I've written about the healthy aspects of chocolate: to fight cardiovascular disease, lower risk for cancer, help the liver, aid digestion and as a diet food. But now Science News reports that German researchers have shown that dark chocolate can fight skin cancer.
It's a small clinical trial of just 24 women who added cocoa to their breakfast everyday for 3 months. Half the women drank hot cocoa containing a big dose of flavonoids (natural plant-based antioxidants that are said to prevent heart attacks). Remaining volunteers got cocoa that had little of the flavonoids. Read the full story, but basically the outcome is that the women getting the abundant flavonoids had skin that was 11 % smoother and 13% moister with reduced reddening in response to UV light--total: by 25% than that of the other women.

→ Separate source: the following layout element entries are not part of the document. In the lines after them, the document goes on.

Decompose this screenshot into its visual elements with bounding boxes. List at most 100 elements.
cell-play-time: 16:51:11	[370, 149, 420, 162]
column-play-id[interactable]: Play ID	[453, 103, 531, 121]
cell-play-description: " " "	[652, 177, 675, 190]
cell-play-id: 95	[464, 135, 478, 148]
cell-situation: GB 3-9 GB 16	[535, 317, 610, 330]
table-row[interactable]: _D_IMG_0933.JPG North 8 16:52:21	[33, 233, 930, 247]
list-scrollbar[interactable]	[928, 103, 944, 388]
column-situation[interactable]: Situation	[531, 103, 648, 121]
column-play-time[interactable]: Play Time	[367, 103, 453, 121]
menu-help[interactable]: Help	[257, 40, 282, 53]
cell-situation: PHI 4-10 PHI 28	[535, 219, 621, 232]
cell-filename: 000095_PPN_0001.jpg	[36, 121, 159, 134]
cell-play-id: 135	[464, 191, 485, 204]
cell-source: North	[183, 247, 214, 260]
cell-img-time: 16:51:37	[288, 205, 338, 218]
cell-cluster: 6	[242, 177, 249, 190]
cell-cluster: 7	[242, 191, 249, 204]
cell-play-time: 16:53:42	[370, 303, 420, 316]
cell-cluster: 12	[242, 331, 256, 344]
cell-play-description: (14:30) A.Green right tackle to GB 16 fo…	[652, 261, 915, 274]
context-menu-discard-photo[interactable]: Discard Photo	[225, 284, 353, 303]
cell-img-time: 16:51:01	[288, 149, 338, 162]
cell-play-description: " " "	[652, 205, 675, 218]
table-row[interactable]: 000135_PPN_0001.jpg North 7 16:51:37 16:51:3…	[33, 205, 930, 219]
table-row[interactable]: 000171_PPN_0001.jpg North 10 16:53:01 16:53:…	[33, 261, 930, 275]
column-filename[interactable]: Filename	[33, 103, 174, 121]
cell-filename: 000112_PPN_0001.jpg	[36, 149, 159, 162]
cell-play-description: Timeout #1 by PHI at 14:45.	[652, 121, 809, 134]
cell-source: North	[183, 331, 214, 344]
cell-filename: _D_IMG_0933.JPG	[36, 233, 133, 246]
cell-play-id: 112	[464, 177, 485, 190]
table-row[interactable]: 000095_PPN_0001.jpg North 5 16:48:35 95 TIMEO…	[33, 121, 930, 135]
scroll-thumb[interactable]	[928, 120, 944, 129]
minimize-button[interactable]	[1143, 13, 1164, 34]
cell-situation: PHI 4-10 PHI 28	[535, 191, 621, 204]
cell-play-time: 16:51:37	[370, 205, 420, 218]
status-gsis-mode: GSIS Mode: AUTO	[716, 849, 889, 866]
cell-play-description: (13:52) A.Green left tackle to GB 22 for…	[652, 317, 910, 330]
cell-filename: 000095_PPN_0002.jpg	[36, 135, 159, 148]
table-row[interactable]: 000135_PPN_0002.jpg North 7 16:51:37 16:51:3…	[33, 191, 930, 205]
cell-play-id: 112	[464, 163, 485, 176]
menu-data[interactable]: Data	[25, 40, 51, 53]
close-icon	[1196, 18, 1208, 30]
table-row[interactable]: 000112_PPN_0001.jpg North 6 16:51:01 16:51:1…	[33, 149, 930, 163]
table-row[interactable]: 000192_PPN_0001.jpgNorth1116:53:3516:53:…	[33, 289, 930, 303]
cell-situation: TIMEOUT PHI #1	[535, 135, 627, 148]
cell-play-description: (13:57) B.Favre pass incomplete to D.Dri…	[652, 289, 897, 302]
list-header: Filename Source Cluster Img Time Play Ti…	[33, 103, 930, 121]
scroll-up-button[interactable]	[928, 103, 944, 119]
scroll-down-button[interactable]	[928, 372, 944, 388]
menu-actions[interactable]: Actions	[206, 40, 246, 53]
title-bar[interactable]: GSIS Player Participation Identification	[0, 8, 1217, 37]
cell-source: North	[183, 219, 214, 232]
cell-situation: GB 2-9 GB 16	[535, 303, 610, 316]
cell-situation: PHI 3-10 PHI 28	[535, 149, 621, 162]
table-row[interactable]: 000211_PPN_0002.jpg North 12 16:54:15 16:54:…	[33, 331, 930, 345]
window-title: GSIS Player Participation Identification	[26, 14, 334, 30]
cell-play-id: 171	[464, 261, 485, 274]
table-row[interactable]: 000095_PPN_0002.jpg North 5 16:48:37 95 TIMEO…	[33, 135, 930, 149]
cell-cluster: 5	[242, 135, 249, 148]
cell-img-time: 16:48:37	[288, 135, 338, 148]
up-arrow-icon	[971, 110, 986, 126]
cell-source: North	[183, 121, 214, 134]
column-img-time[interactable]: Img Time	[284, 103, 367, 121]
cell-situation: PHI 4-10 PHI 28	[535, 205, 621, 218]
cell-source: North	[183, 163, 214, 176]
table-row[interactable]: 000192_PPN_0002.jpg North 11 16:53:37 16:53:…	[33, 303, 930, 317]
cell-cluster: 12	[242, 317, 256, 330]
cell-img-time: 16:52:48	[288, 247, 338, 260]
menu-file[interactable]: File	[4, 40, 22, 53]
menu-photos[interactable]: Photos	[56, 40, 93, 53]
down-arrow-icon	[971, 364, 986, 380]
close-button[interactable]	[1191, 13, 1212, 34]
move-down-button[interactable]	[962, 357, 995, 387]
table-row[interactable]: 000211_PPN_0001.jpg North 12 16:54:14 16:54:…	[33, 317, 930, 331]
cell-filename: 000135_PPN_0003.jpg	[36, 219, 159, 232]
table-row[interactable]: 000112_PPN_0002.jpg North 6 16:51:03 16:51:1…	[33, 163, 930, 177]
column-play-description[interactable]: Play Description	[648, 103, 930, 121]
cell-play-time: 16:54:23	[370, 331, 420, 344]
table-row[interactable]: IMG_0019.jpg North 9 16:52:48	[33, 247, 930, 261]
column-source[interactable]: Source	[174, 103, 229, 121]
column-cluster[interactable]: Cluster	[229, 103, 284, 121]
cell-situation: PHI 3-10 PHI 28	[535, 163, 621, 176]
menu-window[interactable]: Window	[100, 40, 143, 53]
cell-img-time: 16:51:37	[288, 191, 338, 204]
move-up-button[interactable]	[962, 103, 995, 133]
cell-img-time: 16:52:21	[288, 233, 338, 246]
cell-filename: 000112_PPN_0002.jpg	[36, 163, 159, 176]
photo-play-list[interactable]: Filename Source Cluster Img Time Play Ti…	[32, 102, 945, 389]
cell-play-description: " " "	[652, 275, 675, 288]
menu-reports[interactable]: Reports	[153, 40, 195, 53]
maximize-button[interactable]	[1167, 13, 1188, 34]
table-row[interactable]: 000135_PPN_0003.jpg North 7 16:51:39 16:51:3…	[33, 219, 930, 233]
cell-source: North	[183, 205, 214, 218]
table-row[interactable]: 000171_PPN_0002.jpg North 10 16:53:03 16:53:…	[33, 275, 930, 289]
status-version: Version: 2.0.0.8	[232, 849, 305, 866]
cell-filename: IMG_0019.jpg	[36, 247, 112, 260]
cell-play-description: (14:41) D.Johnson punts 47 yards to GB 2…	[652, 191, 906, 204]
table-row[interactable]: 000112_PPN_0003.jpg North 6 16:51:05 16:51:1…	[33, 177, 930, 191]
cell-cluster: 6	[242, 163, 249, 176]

Researchers are unclear about the exact mechanism for most of the skin benefits, but suspect that improved blood circulation is more than likely a factor. The skin, as with all other bodily tissues, depends on healthy blood flow.
Flavonoids help protect the skin via a twofold process—they absorb UV light that can damage skin, and they act as antioxidants, scavenging the damaging oxidants UV light creates. Some flavonoids also have been found to inhibit the inflammatory process (skin reddening) involved in sun-damaged skin.
Other foods that add ultraviolet defense are tomatoes, pomegranates, salmon and green tea.
Rx: Don't give up your sunscreen, but add dark chocolate hot cocoa every morning.